Cp, Cpk calculation for np chart - No USL or LSL - SMT Production



Hi all

Recently i am working in the smt production line which use np
chart to monitor the defect level. but i was requested to help
determine the Cp and Cpk for the process.

if i am not wrong for x-bar,R chart the formular are:

Cp = (USL-LSL)/(6 x sigma)

Cpk = min ((USL-mean),(mean-LSL)) / (3 x sigma)

but for the SMT production line there do not have any USL or LSL
so how we calculate the Cp and Cpk...??

pls advise. thank you

Rick Goodson


Showing formula is always difficult never the less, the formula for the upper and lower control limits on an np chart is:

UCL = np-bar + 3*[square root of (np-bar*(1-p-bar)]
LCL = np-bar - 3*[square root of (np-bar*(1-p-bar)]

If after charting with the control limits all points are in control then the Cpk is equal to the process average.
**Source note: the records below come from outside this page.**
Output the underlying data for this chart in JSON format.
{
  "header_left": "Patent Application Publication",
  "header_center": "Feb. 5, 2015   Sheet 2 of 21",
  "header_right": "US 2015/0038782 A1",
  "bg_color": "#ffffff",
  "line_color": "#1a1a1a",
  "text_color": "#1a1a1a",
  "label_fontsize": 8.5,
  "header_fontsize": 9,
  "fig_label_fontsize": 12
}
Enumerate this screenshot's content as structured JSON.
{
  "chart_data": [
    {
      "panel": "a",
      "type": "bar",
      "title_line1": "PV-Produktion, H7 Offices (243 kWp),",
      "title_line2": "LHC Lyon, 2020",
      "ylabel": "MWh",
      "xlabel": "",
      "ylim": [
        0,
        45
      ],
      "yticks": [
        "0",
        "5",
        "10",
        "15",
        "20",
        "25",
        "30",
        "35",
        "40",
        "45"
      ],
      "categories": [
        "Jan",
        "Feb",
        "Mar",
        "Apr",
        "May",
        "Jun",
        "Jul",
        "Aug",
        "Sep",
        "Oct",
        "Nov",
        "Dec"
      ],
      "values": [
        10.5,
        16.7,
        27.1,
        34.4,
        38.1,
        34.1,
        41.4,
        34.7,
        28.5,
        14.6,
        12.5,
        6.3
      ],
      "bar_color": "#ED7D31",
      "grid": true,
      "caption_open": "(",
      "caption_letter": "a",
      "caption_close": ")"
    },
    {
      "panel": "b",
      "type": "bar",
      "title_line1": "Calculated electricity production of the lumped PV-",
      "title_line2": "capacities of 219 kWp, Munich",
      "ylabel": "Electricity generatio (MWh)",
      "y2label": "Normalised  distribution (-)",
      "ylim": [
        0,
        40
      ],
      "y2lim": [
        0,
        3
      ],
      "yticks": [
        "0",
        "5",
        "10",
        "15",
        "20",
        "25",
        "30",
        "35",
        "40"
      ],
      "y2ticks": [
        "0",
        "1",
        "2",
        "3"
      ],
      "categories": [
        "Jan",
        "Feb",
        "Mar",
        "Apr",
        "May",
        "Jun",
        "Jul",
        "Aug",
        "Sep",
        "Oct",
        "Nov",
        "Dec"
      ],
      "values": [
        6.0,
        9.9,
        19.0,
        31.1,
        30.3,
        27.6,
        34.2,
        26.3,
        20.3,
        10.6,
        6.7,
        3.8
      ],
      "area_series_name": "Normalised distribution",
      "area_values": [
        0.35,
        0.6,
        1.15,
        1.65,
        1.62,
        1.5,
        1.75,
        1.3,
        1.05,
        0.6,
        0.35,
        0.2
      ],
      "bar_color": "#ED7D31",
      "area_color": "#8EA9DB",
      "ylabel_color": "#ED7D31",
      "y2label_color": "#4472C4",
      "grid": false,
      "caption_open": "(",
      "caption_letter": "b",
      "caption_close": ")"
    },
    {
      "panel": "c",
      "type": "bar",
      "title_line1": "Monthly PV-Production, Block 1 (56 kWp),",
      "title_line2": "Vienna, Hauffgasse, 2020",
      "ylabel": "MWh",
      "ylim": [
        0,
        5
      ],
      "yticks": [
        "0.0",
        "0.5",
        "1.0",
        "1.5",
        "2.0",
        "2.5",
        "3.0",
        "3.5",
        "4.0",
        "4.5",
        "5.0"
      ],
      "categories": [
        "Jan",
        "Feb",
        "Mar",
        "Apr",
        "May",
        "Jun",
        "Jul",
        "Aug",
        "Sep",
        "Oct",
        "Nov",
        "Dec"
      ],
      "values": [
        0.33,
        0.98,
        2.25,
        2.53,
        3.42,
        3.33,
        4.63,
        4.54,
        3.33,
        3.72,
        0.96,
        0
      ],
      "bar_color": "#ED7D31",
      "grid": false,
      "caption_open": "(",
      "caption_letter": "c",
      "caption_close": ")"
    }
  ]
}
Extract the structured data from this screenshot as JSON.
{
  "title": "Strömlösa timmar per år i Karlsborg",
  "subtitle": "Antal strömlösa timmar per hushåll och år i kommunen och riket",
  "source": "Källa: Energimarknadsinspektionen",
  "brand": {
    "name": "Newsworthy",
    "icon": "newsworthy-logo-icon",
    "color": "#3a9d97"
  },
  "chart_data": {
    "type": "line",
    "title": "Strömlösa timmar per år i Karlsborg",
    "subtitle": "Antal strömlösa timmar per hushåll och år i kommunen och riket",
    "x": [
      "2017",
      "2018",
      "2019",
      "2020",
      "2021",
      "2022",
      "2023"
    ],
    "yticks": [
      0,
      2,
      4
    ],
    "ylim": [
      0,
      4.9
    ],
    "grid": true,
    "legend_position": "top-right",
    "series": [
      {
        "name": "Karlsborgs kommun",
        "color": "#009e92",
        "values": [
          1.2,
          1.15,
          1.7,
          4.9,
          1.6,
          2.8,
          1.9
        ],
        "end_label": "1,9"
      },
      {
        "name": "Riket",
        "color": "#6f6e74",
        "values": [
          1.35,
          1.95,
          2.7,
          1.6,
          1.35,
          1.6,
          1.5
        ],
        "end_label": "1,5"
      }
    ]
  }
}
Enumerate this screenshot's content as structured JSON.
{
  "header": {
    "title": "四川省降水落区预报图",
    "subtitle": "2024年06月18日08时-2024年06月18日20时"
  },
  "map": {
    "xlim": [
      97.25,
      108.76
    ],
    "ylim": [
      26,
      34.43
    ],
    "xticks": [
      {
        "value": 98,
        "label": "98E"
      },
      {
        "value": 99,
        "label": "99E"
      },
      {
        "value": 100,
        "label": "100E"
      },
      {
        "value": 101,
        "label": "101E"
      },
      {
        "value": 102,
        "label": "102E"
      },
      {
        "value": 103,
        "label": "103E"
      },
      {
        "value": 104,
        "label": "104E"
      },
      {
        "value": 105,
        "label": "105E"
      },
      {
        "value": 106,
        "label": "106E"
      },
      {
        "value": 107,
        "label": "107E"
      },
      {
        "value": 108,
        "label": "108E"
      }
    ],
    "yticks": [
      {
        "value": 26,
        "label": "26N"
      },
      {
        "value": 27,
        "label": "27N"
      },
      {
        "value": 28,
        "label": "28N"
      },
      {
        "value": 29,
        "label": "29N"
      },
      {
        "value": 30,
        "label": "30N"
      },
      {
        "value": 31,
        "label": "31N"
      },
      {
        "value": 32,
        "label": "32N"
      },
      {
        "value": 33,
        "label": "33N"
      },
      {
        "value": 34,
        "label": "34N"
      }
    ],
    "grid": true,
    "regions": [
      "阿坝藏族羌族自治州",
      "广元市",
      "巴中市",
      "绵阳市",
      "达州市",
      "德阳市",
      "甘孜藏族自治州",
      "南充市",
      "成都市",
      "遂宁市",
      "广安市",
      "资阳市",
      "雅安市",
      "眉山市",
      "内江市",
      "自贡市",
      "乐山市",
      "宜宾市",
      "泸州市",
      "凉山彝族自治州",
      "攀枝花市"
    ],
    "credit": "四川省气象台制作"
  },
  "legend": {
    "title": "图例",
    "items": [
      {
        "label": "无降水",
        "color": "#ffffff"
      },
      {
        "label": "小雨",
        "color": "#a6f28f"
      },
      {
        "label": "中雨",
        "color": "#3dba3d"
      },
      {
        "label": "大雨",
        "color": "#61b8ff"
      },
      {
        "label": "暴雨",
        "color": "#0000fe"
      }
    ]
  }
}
A good reference for control charts is the Statistical Process Control (SPC) Reference Manual from the Automotive Industry Action Group (AIAG). The web site is http://www.aiag.org The cost of the manual is $30.00 for non members.

Al Dyer

I'm confused (as usual),

How can you determine a real Cpk without using spec limits? Given that is possible to be within control limits but still out of spec limits.

Cpk measures the centering of the process within spec limits, Cp measures the amount of process being used.

Could you put an arbitrary USL and LSL on an Np chart then use those to estimate capability?:)

Dave Strouse

If you want a capability index, Cp or Cpk you must be given a specification. Otherwise, the question is capability to produce WHAT?

For attribute data, it is sometimes usefull to find the average ppm defective as per Rick's suggestion. The process should be in statistical control as he indicated and also you ought to examine the distribution by a histogram.

Given statistical control and that the distribution is relatively normal, you can convert the ppm defective into a equivalent sigma or "Z" value. This is the numerator of your formulas you want to use. Divide this by 6 for an estimate of Cp or 3 for Cpk. See "Advanced Topics in Statistical Process Control" Wheeler pages 191 to 196 for more on this.

However, would it not be easier to just report and compare the average per cent defective or ppm from the control chart? Why do you need or want a Cp value at all?

Al Dyer

I seem to remember that somewhere in the PDF files is a form that correlates PPM with capability. If I knew where I would post it, but try the search engine.

Anybody else with a better memory?:)



In my opinion, as Donald Wheeler said (in advanced topics on SPC), the correlation between PPM and capability is a nonsense, because the distribution of the data must be a gausian ones ("normal"), even when the process is a stable ones. Wheeler recomend to count the point outside of the specification limits and show them as as %, insteed of going from capability to ppm with such tables.

But the problem still is after all "THERE ARE NO SPECIFICATION LIMITS" :frust: , so there could not be any ppm to correlate.

The recomendation is to fix the "Specification Limits" (could be yours, inside of the company, if the customer doesn´t have one).

Another way (there are some people that don't like capability index), is to chart it as a box plot to see the behabiur of the process tru the time.

I don't like it :bonk: , but there is the table (page 14)


  • processcapability[1].ppt
    469.5 KB · Views: 866


For attribute data;
capability % = 100(1 - (F + 0.7/N)) ,
Where F is the number of failures,
N is the sample size.

Juran Quality Control Handbook 4th edition

Dave Strouse

Maybe it's the limitations of the software in reproducing formulas, but the formula as given makes no sense.

It gives for a sample of 1 and 1 failure, a % capability of -70. For a sample of 100 and 50 failures the % capability is -4900.7. What could these mean?

I don't have a copy of Juran's 4th edition, but the 5th has nothing like this that I could find.

Is it maybe a transcription error?


Sam and Dave

For attribute data;
ERROR >> capability % = 100(1 - (F + 0.7/N))

Because F in the previous equation must be a fraction of non-conforming units

capability % = 100(1 - (F + 0.7)/N)



Darius, you are correct. I placed the bracket in the wrong position.

Dave, In the 4th edition it is in the chapter on Manufacturing planning.